Their work has resulted in economic sanctions, diplomatic démarches and memos to the president, said Randall, first commander of NSIC, which was stood up last June in a ceremony at Wright State University’s Ervin Nutter Center.
“Be proud of your Guardians,” Randall told the gathering at the Hilton Garden Inn, eight months to the day he assumed command.
NSIC or “Space Delta 18″ — identified as the 18th member of the federal intelligence community — delivers scientific and technical intelligence to help national leaders and warfighters act in the realm of space.
Space Delta 18 was activated with two squadrons shifted from NASIC. Both NSIC and NASIC are intelligence-gathering organizations of national import.
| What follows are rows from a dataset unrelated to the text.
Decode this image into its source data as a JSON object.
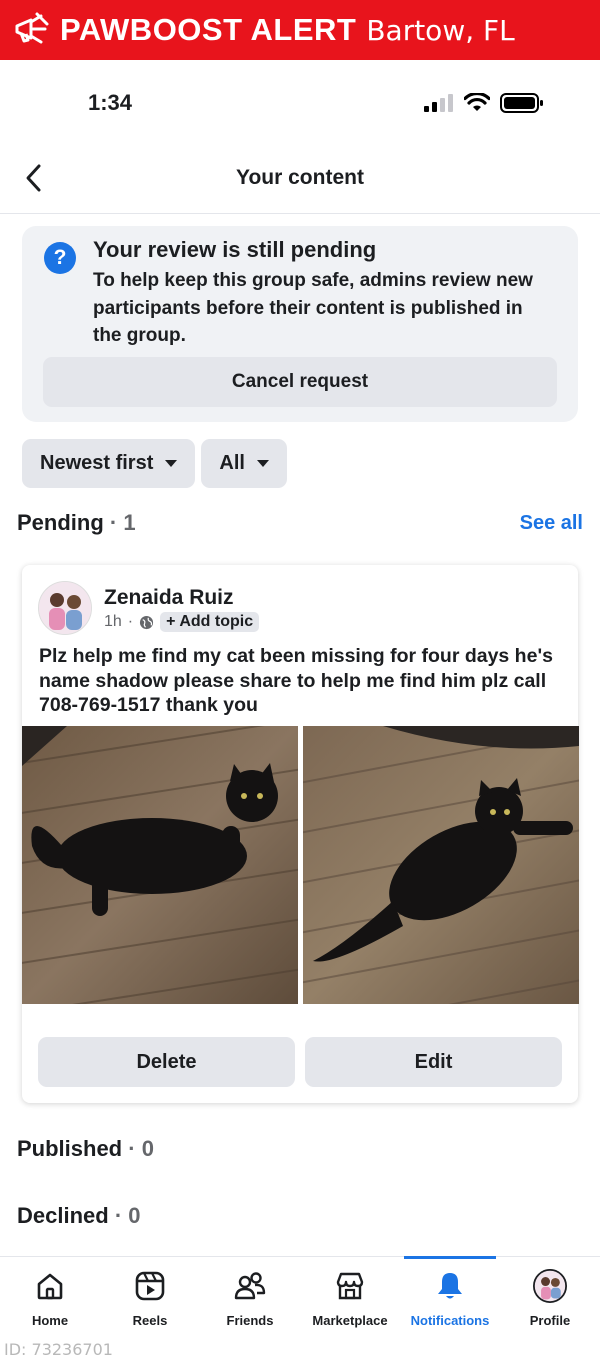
{
  "alert": {
    "brand": "PAWBOOST ALERT",
    "location": "Bartow, FL"
  },
  "status_bar": {
    "time": "1:34"
  },
  "nav": {
    "title": "Your content"
  },
  "review": {
    "title": "Your review is still pending",
    "body": "To help keep this group safe, admins review new participants before their content is published in the group.",
    "cancel_label": "Cancel request"
  },
  "filters": {
    "sort_label": "Newest first",
    "type_label": "All"
  },
  "pending": {
    "label": "Pending",
    "count": "· 1",
    "see_all": "See all"
  },
  "post": {
    "author": "Zenaida Ruiz",
    "time": "1h",
    "separator": "·",
    "topic_label": "+ Add topic",
    "text": "Plz help me find my cat been missing for four days he's name shadow please share to help me find him plz call 708-769-1517 thank you",
    "delete_label": "Delete",
    "edit_label": "Edit"
  },
  "published": {
    "label": "Published",
    "count": "· 0"
  },
  "declined": {
    "label": "Declined",
    "count": "· 0"
  },
  "tabbar": {
    "items": [
      {
        "label": "Home",
        "icon": "home-icon"
      },
      {
        "label": "Reels",
        "icon": "reels-icon"
      },
      {
        "label": "Friends",
        "icon": "friends-icon"
      },
      {
        "label": "Marketplace",
        "icon": "marketplace-icon"
      },
      {
        "label": "Notifications",
        "icon": "bell-icon",
        "active": true
      },
      {
        "label": "Profile",
        "icon": "profile-avatar"
      }
    ]
  },
  "footer_id": "ID: 73236701",
  "colors": {
    "alert_red": "#e8141c",
    "accent_blue": "#1b74e4",
    "muted_gray": "#65676b",
    "button_gray": "#e4e6eb",
    "card_gray": "#f0f2f5"
  }
}
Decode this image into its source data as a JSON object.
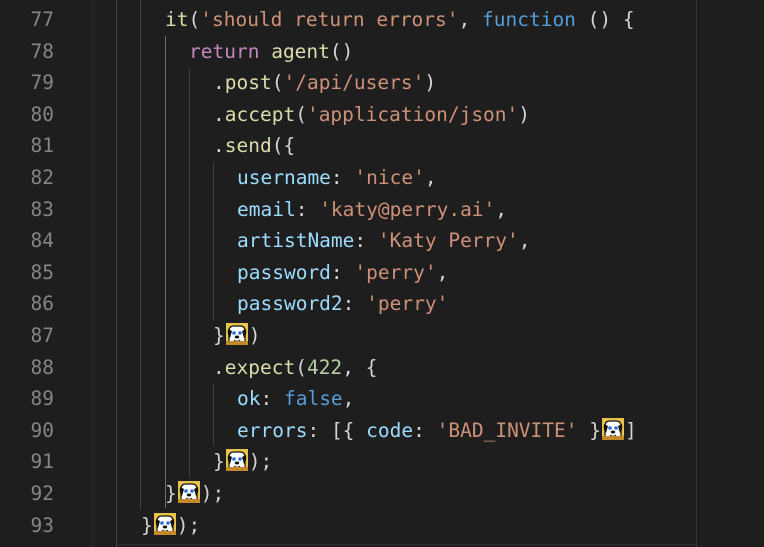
{
  "line_numbers": [
    "77",
    "78",
    "79",
    "80",
    "81",
    "82",
    "83",
    "84",
    "85",
    "86",
    "87",
    "88",
    "89",
    "90",
    "91",
    "92",
    "93"
  ],
  "code": {
    "l77": {
      "fn": "it",
      "open": "(",
      "str": "'should return errors'",
      "comma": ", ",
      "kw": "function",
      "rest": " () {"
    },
    "l78": {
      "kw": "return",
      "sp": " ",
      "fn": "agent",
      "rest": "()"
    },
    "l79": {
      "dot": ".",
      "fn": "post",
      "open": "(",
      "str": "'/api/users'",
      "close": ")"
    },
    "l80": {
      "dot": ".",
      "fn": "accept",
      "open": "(",
      "str": "'application/json'",
      "close": ")"
    },
    "l81": {
      "dot": ".",
      "fn": "send",
      "rest": "({"
    },
    "l82": {
      "prop": "username",
      "colon": ": ",
      "str": "'nice'",
      "comma": ","
    },
    "l83": {
      "prop": "email",
      "colon": ": ",
      "str": "'katy@perry.ai'",
      "comma": ","
    },
    "l84": {
      "prop": "artistName",
      "colon": ": ",
      "str": "'Katy Perry'",
      "comma": ","
    },
    "l85": {
      "prop": "password",
      "colon": ": ",
      "str": "'perry'",
      "comma": ","
    },
    "l86": {
      "prop": "password2",
      "colon": ": ",
      "str": "'perry'"
    },
    "l87": {
      "open": "}",
      "close": ")"
    },
    "l88": {
      "dot": ".",
      "fn": "expect",
      "open": "(",
      "num": "422",
      "rest": ", {"
    },
    "l89": {
      "prop": "ok",
      "colon": ": ",
      "kw": "false",
      "comma": ","
    },
    "l90": {
      "prop": "errors",
      "colon": ": ",
      "mid": "[{ ",
      "prop2": "code",
      "colon2": ": ",
      "str": "'BAD_INVITE'",
      "mid2": " }",
      "close": "]"
    },
    "l91": {
      "open": "}",
      "close": ");"
    },
    "l92": {
      "open": "}",
      "close": ");"
    },
    "l93": {
      "open": "}",
      "close": ");"
    }
  },
  "icons": {
    "emoji": "cartoon-dog-face-icon"
  },
  "colors": {
    "background": "#1e1e1e",
    "line_number": "#858585",
    "function": "#dcdcaa",
    "string": "#ce9178",
    "keyword": "#569cd6",
    "control": "#c586c0",
    "property": "#9cdcfe",
    "number": "#b5cea8",
    "punctuation": "#d4d4d4"
  }
}
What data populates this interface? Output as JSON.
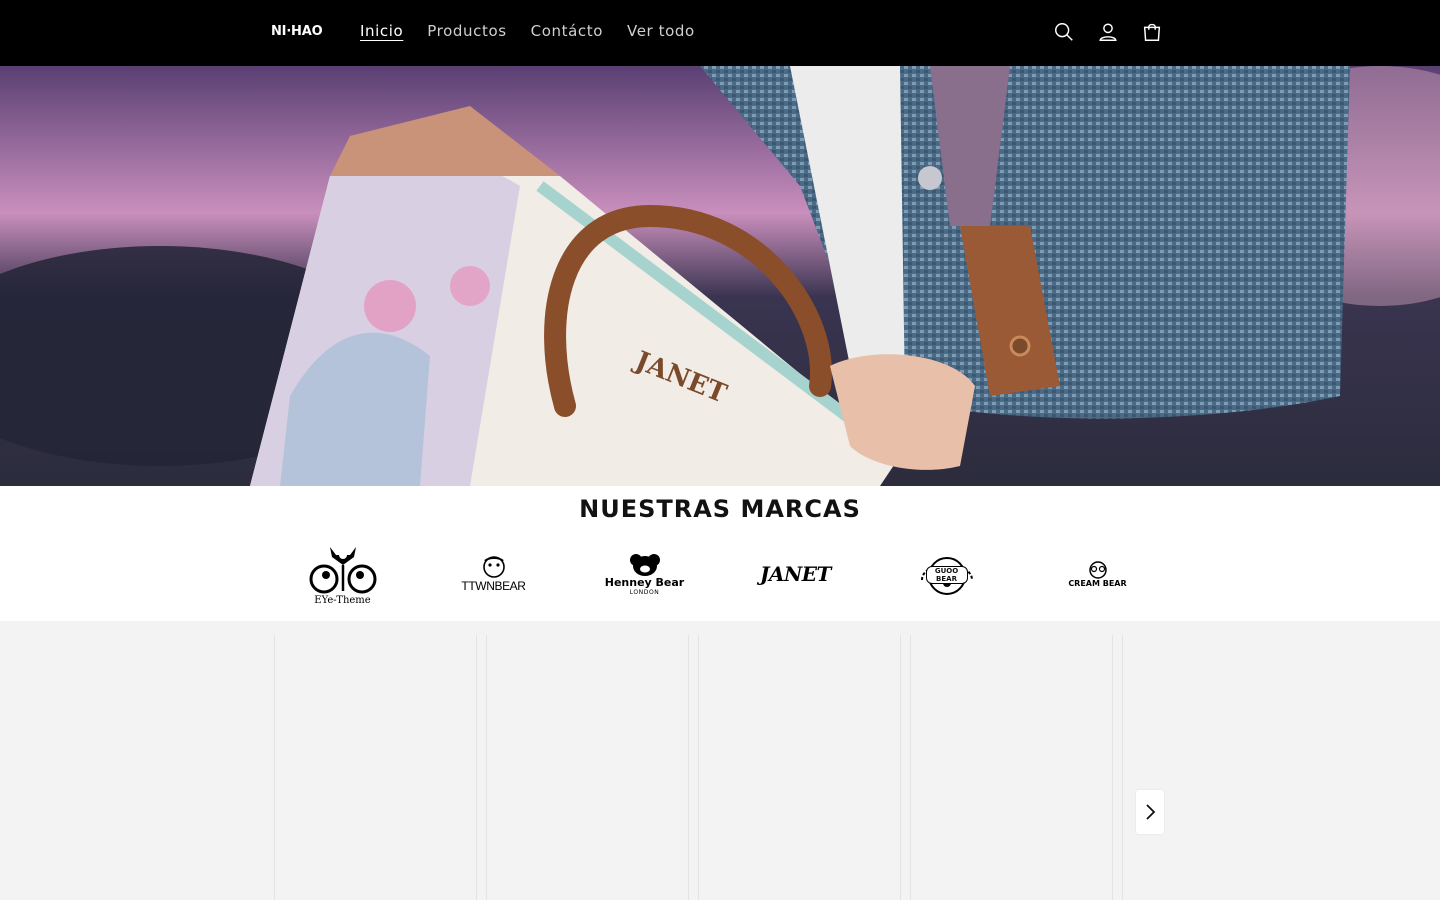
{
  "header": {
    "logo": "NI·HAO",
    "nav": [
      {
        "label": "Inicio",
        "active": true
      },
      {
        "label": "Productos",
        "active": false
      },
      {
        "label": "Contácto",
        "active": false
      },
      {
        "label": "Ver todo",
        "active": false
      }
    ],
    "icons": [
      "search-icon",
      "account-icon",
      "cart-icon"
    ]
  },
  "hero": {
    "bag_brand": "JANET",
    "strap_text": "JANET"
  },
  "brands": {
    "title": "NUESTRAS MARCAS",
    "items": [
      {
        "name": "EYe-Theme"
      },
      {
        "name": "TTWNBEAR"
      },
      {
        "name": "Henney Bear",
        "sub": "LONDON"
      },
      {
        "name": "JANET"
      },
      {
        "name": "GUOO BEAR"
      },
      {
        "name": "CREAM BEAR"
      }
    ]
  },
  "colors": {
    "header_bg": "#000000",
    "product_bg": "#f3f3f3",
    "text": "#121212"
  }
}
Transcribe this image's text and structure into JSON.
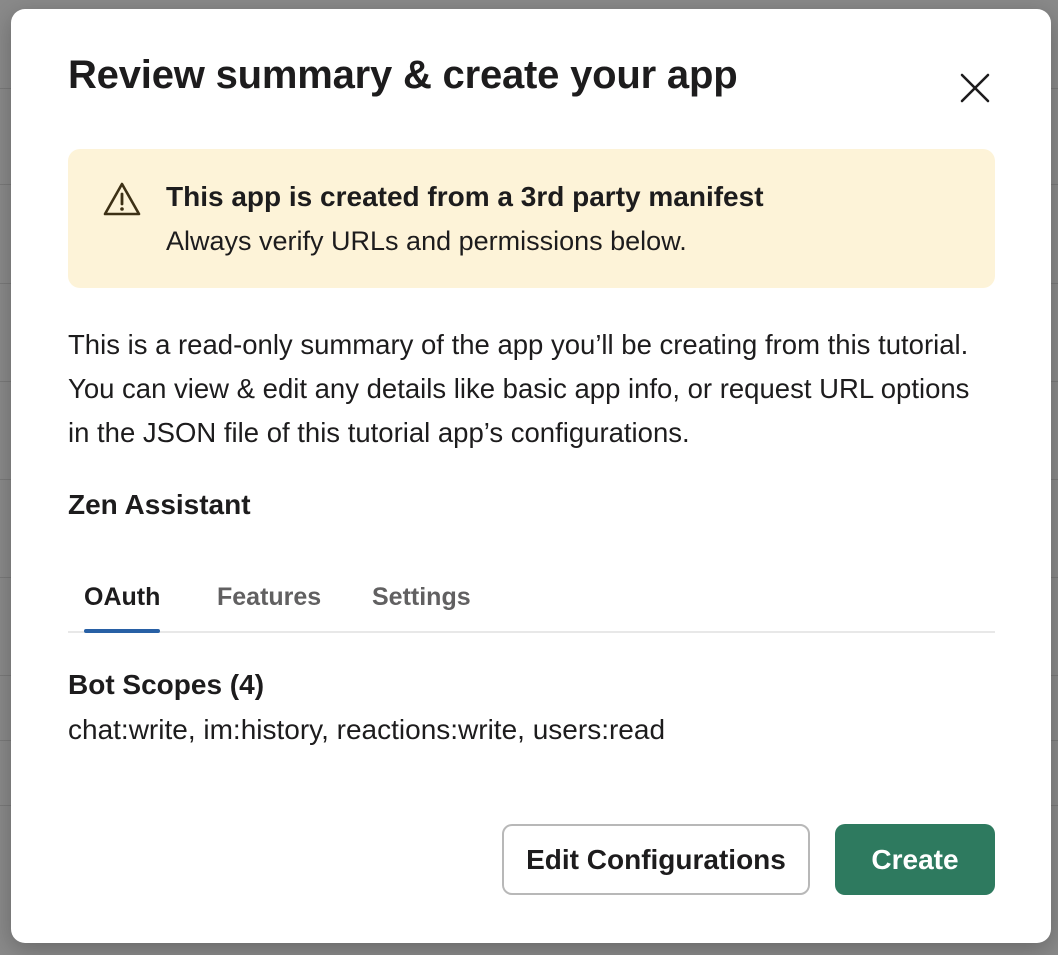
{
  "modal": {
    "title": "Review summary & create your app",
    "close_icon": "close-icon"
  },
  "warning": {
    "icon": "warning-icon",
    "title": "This app is created from a 3rd party manifest",
    "subtitle": "Always verify URLs and permissions below.",
    "background_color": "#fdf3d8"
  },
  "description": "This is a read-only summary of the app you’ll be creating from this tutorial. You can view & edit any details like basic app info, or request URL options in the JSON file of this tutorial app’s configurations.",
  "app": {
    "name": "Zen Assistant"
  },
  "tabs": [
    {
      "label": "OAuth",
      "active": true
    },
    {
      "label": "Features",
      "active": false
    },
    {
      "label": "Settings",
      "active": false
    }
  ],
  "oauth": {
    "scopes_title": "Bot Scopes (4)",
    "scopes_list": "chat:write, im:history, reactions:write, users:read"
  },
  "footer": {
    "edit_label": "Edit Configurations",
    "create_label": "Create"
  },
  "colors": {
    "tab_active_underline": "#2860a5",
    "primary_button": "#2e7a5f"
  }
}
“We have two three-letter agencies in our very own backyard,” said Elaine Bryant, the Dayton Development Coalition’s executive vice president, aerospace and defense, comparing NASIC and NSIC to the CIA and similar agencies. Bryant herself, a retired Air Force officer, has worked for NASIC.
Randall formerly served as the chief, Intelligence, Surveillance, Reconnaissance (ISR), for Space Force at the Pentagon. He said Friday that Wright-Patterson — with well over 30,000 military and civilian employees — is home already to anywhere from a third to a half of the Space Force’s entire ISR enterprise.
While NSIC has just under 400 employees, the much older NASIC —with roots in Wright-Patterson’s Air Technical Intelligence Center and Foreign Technology Division — has some 4,000.
With relatively few people, Delta 18 helps monitor China’s 700-plus satellites, including the 100 or so launches in the past year, Randall said. The three-year-old Space Force was watching as Russia blew up one of its own satellites in late 2021. And NASIC and NSIC help watch the Russian war in Ukraine.
“For the past six months, it has been controlled chaos, to be honest with you,” Randall said.
NSIC’s charge from National Intelligence Director Avril Haines was the consolidation, ultimately, of all space intelligence focus areas, Randall said.
“There is going to be ongoing discussions as to what space intelligence or space-related intelligence functions in other places may eventually get integrated into the center,” he said. “Some may be fully (integrated), some may be partially, some may very well not be at all. It’s what makes sense for our nation.
“Those conversations have started. There have been no decisions made,” he added.
Delta 18 and Space Force guard the constellation of satellites that make possible the global positioning system on which we all rely for commerce and pleasure, Randall said.
“Guess what? Without that constellation, you and I are lost every day,” Randall said.
In general, Delta 18 and NASIC are charged with monitoring what objects are going up, what those objects are doing and with what intentions, he said.
When questioned sometimes about why the nation needs a military branch devoted to space, Randall said his response is: “Why not a Space Force? Space is vital to everyone.”
Last June, officials said 345 uniformed and civilian NSIC employees will continue to work with NASIC. In fact, many employees reassigned to NSIC from NASIC will continue their duties at their same desks, a Space Force spokeswoman told the Dayton Daily News last June.